Publication year - 1969
Publication title -
soil science society of america journal
Language(s) - English
Resource type - Journals
SCImago Journal Rank - 0.836
H-Index - 168
eISSN - 1435-0661
pISSN - 0361-5995
DOI - 10.2136/sssaj1969.03615995003300030029x
Subject(s) - mathematics , soil water , euclidean distance , similarity (geometry) , horizon , soil horizon , isotropy , statistics , soil science , geometry , artificial intelligence , geology , computer science , image (mathematics) , physics , quantum mechanics
Forty Minnesota soils were classified both by a non‐numerical classification (7th Approximation) and by five numerical classifications, based on (i) all 22 properties which were measured, (ii) on properties measured in the field, (iii) on moisture‐related properties, (iv) on nutrient‐related properties, and (v) on horizon texture and thickness. The numerical relationship between any two profiles was evaluated on the basis of similarity in properties and sequence of component horizons. Horizons were considered to be isotropic units, and each horizon in a given profile was compared to three horizons at a comparable depth in a second profile. Euclidean distance was used to measure horizon similarities. All primary soil properties, whether qualitative or quantitative, were made to contribute equally to distance. Properties which better described a primary property (e.g. mottles described by abundance, size, and contrast) affected the contribution of that primary property to distance. Clusters were separated from the matrices of distance coefficients by the weighted‐pair group method of cluster analysis. The resulting classifications were compared to one another.
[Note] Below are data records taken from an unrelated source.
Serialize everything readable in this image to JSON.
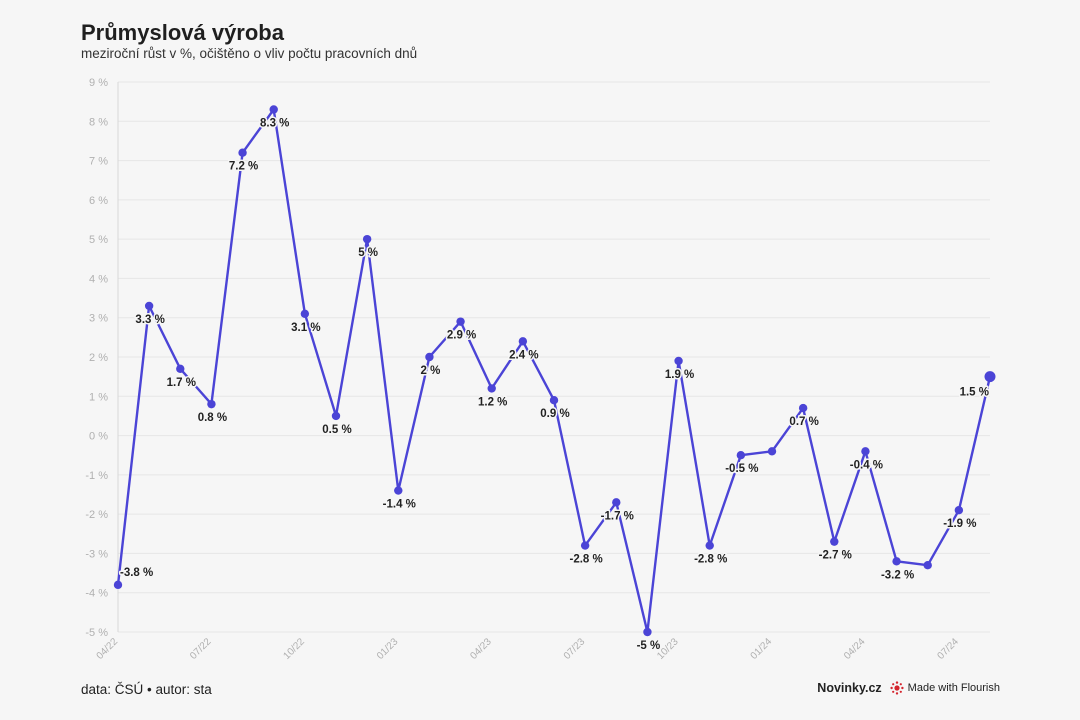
{
  "title": "Průmyslová výroba",
  "subtitle": "meziroční růst v %, očištěno o vliv počtu pracovních dnů",
  "footer": {
    "source": "data: ČSÚ • autor: sta",
    "brand": "Novinky.cz",
    "made_with": "Made with Flourish"
  },
  "colors": {
    "line": "#4b44d6",
    "grid": "#e6e6e6",
    "background": "#f6f6f6"
  },
  "chart_data": {
    "type": "line",
    "x": [
      "04/22",
      "05/22",
      "06/22",
      "07/22",
      "08/22",
      "09/22",
      "10/22",
      "11/22",
      "12/22",
      "01/23",
      "02/23",
      "03/23",
      "04/23",
      "05/23",
      "06/23",
      "07/23",
      "08/23",
      "09/23",
      "10/23",
      "11/23",
      "12/23",
      "01/24",
      "02/24",
      "03/24",
      "04/24",
      "05/24",
      "06/24",
      "07/24",
      "08/24"
    ],
    "values": [
      -3.8,
      3.3,
      1.7,
      0.8,
      7.2,
      8.3,
      3.1,
      0.5,
      5.0,
      -1.4,
      2.0,
      2.9,
      1.2,
      2.4,
      0.9,
      -2.8,
      -1.7,
      -5.0,
      1.9,
      -2.8,
      -0.5,
      -0.4,
      0.7,
      -2.7,
      -0.4,
      -3.2,
      -3.3,
      -1.9,
      1.5
    ],
    "data_labels": [
      "-3.8 %",
      "3.3 %",
      "1.7 %",
      "0.8 %",
      "7.2 %",
      "8.3 %",
      "3.1 %",
      "0.5 %",
      "5 %",
      "-1.4 %",
      "2 %",
      "2.9 %",
      "1.2 %",
      "2.4 %",
      "0.9 %",
      "-2.8 %",
      "-1.7 %",
      "-5 %",
      "1.9 %",
      "-2.8 %",
      "-0.5 %",
      "",
      "0.7 %",
      "-2.7 %",
      "-0.4 %",
      "-3.2 %",
      "",
      "-1.9 %",
      "1.5 %"
    ],
    "x_tick_labels": [
      "04/22",
      "07/22",
      "10/22",
      "01/23",
      "04/23",
      "07/23",
      "10/23",
      "01/24",
      "04/24",
      "07/24"
    ],
    "y_tick_labels": [
      "9 %",
      "8 %",
      "7 %",
      "6 %",
      "5 %",
      "4 %",
      "3 %",
      "2 %",
      "1 %",
      "0 %",
      "-1 %",
      "-2 %",
      "-3 %",
      "-4 %",
      "-5 %"
    ],
    "ylim": [
      -5,
      9
    ],
    "grid": true
  }
}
Dividing the classifications into many groups (lower levels in the hierarchies) resulted in better relationships than did reducing the number of groups. Large groups contained dissimilar individuals, so accuracy was reduced. The numerical groups were subjectively homogeneous. Because the numerical classifications did not heavily weight “diagnostic” horizons, the results of these classifications generally differed from those of the non‐numerical classification. However, the non‐numerical classification based on textural classes of the family and the numerical classification based on horizon texture and thickness, because they were based on nearly the same properties, did correspond.